25 settembre 2017
Aggiornato 15:30
Sport

Doping, sospeso Zilvetti. «Riconosciuta la mia buona fede»

Il runner biellese era stato trovato positivo dopo la Maratona di Milano. Il suo commento dopo la decisione del Tribunale Nazionale

Paolo Zilvetti (© Paolo Zilvetti)

BIELLA - La Prima sezione del tribunale nazionale antidoping ha stabilito per l'atleta Paolo Zilvetti una squalifica di un anno e tre mesi. Il runner era stato sospeso a conclusione della maratona di Milano (quando era arrivato all'ottava posizione), poiché riscontrato positivo alle sostanze: clostabol, metabolita e betametasone. La Procura antidoping aveva chiesto per il noto atleta una squalifica di due anni.

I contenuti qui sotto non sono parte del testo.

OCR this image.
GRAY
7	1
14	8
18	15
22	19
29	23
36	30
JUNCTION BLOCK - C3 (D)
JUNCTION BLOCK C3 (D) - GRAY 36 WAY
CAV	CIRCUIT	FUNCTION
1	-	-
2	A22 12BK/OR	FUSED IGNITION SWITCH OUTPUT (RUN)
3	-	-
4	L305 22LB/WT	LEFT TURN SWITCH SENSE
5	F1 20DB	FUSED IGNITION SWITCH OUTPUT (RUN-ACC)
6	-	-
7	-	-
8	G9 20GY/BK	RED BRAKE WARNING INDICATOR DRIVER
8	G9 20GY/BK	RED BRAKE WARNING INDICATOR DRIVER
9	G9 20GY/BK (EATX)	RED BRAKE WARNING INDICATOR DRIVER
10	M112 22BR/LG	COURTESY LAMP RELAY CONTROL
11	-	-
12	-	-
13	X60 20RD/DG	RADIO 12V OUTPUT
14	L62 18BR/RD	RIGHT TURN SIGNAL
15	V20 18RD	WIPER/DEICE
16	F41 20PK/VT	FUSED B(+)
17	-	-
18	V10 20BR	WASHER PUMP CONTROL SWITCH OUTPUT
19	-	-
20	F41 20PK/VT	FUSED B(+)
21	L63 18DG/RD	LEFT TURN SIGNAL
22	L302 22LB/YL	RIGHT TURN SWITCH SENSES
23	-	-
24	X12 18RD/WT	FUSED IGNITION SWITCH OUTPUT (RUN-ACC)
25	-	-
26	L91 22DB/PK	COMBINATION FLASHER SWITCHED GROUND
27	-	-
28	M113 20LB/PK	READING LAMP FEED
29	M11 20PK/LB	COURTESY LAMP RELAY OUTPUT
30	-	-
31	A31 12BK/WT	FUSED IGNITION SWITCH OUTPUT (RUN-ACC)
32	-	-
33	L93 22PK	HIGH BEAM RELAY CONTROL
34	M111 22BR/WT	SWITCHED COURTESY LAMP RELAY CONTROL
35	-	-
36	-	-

LA DIFESA - «Nella decisione dell’11 settembre della Prima Sezione del Tribunale Nazionale Antidoping ha tenuto in ampia considerazione le mie documentate difese - ha scritto sul suo profilo social Zilvetti -. Nel corso del procedimento, insieme ai miei avvocati, ho fornito evidenze documentali per dimostrare come la mia positività fosse stata causata sia da un trattamento terapeutico al quale mi ero sottoposto in completa buona fede, sia dal contatto accidentale con un farmaco prescritto a un soggetto terzo, che io stesso avevo aiutato a somministrare. Questo significa che l’organo giudicante mi ha irrogato una sanzione ridotta, rispetto alle richieste della Procura Antidoping, perché ha valutato come negligenza non significativa la condotta che mi era stata contestata. La normativa antidoping punisce in modo più lieve il fatto oggettivo della presenza di una sostanza vietata quando l’evento - come nel mio caso - non sia stato la conseguenza di un comportamento preordinato e voluto».